CN101432705A

CN101432705A - High speed dual- wire communications device requiring no passive pullup components

Info

Publication number: CN101432705A
Application number: CNA200780014795XA
Authority: CN
Inventors: 吴先良; 孙人舟
Original assignee: Atmel Corp
Current assignee: Atmel Corp
Priority date: 2006-04-24
Filing date: 2007-04-23
Publication date: 2009-05-13
Also published as: TW200813734A; US20100064083A1; WO2007127700A2; US20070250652A1; WO2007127700A3

Abstract

A dual -wire communications bus circuit, compatible with existing two-wire protocols, includes a first and second part of the communications bus circuit to couple to a communications bus. The bus has a first line (DATA) for carrying data signals from a master device (301) to a slave device (303) and a second line to carry a clock signal (CLK) between the devices (301, 303). To improve data throughput and reduce noise, an active pullup device is located in at least one part of the communications bus circuit, the active pullup device (305B) in the first part of the communications bus circuit couples to the first line and an optional active pullup device (309A) in the second part couples to the second line of the communications bus. Each active pullup device (305B, 305A) may provide a high logic level on one of the communications bus lines.

Description

Do not need to draw on passive the high speed dual-wire communications device of assembly

Technical field

The present invention relates to be used for the bus architecture of transinformation between electronic installation.More particularly, the present invention relates to have the dual-wire bus architecture of active pull up device.

Background technology

There are many similaritys in seeming in consumer, industry and the telecommunication electronics between the not related design.The example of similarity comprises Based Intelligent Control, universal circuit (for example, lcd driver and I/O port) and application-oriented circuit.A kind of prior art two-wire bus is a bidirectional two-line, low to middling speed, serial communication bus, and it is through designing to utilize described similarity in circuit.It is early stage and through creating to reduce the manufacturing cost of electronic product that described two-wire bus is developed in the eighties in 20th century.

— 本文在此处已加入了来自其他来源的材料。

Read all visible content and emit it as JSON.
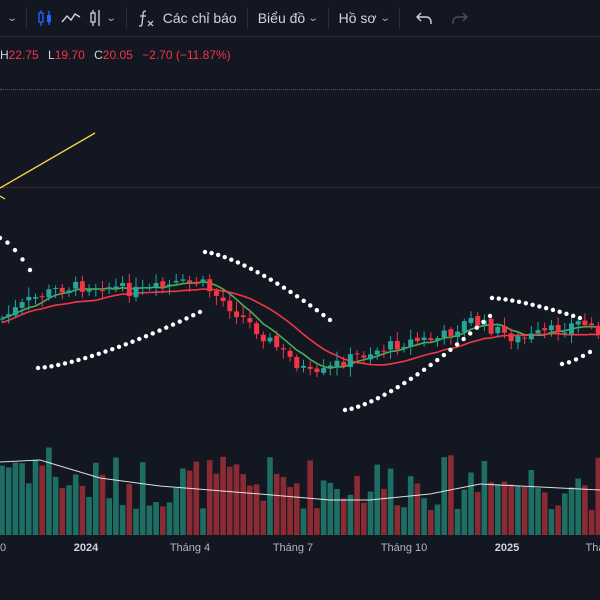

Before described two-wire bus, chip uses a plurality of pins in the parallel interface to chip communication.Many addressing, selection, control and data transfers that are used for chip to chip in these pins.For instance, in parallel interface, in single operation, eight data bit are transferred to receiver IC from transmitter integrated circuit (IC) usually.Described two-wire bus uses two lines in the serial line interface to carry out chip to chip communication, thereby allows IC to communicate by letter with less pin.Two lines, one next ground in the described bus carries addressing, selection, control and data continuously.Data (SDA) line carries data, and clock (SCL) line makes described transmitter and receiver synchronous during described transfer.Utilize the IC of two-wire bus to carry out similar functions, but use far away pin still less its bigger parallel interface counterpart.

The two-wire bus device is divided into main device or slave unit.The device of start message is called main device (a plurality of main devices are possible), and is called slave unit (a plurality of slave units also are possible) in response to the device of message.Device can be the switch between main device, slave unit or main device and the slave unit potentially, and this depends on specific device and application.Therefore, described device can be main device on a time point, and described device is played the part of the role of slave unit after a while.Described two-wire bus can use two lines (SDA and SCL above illustrate) to connect a plurality of IC.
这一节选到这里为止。